Peter Büchler: „Wahn“, Öl auf Holz und Stoff
www.malerei-und-fotografie.de
Jan schiebt noch einmal die Karten hin und her und heftet zuletzt seinen Blick auf die Karte
Modell kann Intensität von biographischen Gedächtnisinhalten nicht erklären (Externes Speichermedium?)
Plötzlich tanzen alle Karten vor seinem geistigen Auge.
Das physische Gehirn ist nur der Arbeitsspeicher, der mit einem außerkörperlichen Speichermedium interagiert.
Mein Neuronen-Modell, das Zentralnervensystem, das Gehirn ist nur der Arbeitsspeicher, der flüchtige Arbeitsspeicher, der vielleicht nur die Eindrücke über eine begrenzte Zeit speichert. Es muss ein externes, außerkörperliches Speichermedium geben. Das Gehirn speichert physisch Informationen mittels Verdickung der Synapsen, der Nervenverbindungsstellen, entsprechend den Sinneseindrücken. Dieser Arbeitsspeicher kann unmöglich einen ganzen Lebenslauf konservieren, eine Identität, ein Ich aufbauen.
Der Tod vernichtet das Gehirn, den organischen Arbeitsspeicher - wo bleibt die Biographie? Die Identität? Das Ich? Gibt es da eine außerkörperliche, kollektive Festplatte?

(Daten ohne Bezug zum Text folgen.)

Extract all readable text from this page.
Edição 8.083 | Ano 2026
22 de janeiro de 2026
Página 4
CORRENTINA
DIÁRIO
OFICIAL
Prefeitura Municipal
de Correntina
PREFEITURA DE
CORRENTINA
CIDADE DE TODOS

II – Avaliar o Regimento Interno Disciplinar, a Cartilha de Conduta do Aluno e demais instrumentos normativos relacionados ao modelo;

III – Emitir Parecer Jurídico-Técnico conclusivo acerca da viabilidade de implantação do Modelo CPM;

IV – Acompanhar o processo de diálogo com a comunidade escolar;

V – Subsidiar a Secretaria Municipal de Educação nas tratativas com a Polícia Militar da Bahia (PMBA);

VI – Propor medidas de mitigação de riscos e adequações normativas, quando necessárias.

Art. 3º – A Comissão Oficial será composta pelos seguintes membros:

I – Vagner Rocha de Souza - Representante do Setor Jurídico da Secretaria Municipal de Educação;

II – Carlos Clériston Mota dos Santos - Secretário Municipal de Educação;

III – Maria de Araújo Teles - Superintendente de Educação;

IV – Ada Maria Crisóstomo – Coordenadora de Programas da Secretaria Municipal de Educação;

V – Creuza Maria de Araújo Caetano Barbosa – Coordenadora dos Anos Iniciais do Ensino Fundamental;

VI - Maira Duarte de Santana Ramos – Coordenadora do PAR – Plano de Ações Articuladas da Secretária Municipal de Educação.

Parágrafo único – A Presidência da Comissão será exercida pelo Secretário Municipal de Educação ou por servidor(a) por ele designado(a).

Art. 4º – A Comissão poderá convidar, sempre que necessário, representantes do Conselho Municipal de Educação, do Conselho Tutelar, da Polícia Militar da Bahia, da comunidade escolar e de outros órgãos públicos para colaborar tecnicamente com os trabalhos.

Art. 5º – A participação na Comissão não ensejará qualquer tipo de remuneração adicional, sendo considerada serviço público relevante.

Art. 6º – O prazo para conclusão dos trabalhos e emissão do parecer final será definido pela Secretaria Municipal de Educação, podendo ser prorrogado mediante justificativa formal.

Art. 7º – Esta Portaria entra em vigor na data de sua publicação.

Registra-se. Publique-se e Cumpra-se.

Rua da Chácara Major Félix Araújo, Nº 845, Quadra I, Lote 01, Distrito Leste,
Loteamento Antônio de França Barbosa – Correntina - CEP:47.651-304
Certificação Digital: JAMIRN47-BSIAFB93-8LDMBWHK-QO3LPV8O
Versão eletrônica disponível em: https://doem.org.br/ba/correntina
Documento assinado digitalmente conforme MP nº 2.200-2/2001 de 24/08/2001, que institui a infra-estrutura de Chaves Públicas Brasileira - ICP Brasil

Die zweckmäßige Festplatten-Analogie wird Jan in die Irre führen, wenn ich mich jetzt nicht dialogisch einschalte. Jan, hör zu, in dieser Dimension wird die Biographie nicht wie eine Vita für eine Bewerbung gespeichert.
Jan Helmer ... geboren am ... in ... als Sohn des ... Abitur ... Universität ... Diplom ... u.s.w.?
So nicht. Es werden keine Daten gespeichert. Aus meiner Sicht ist die außerkörperliche Biographie eine Komposition von Bedeutungen, von Gefühlen. Die Dimension kannst du ja selbst aktiv anzapfen. Erinnere dich an deine Tagträume, in denen deine Vergangenheit, deine Kindheit lebendig wird.....
In dieser außerkörperlichen, überindividuellen „Festplatte“ sind die Daten der Identität nicht geschützt, es kommt nicht selten zu Übergriffen von fremden Identitäten, vor allem in instabilen Lebensphasen, im Alter des Spracherwerbs und der Pubertät.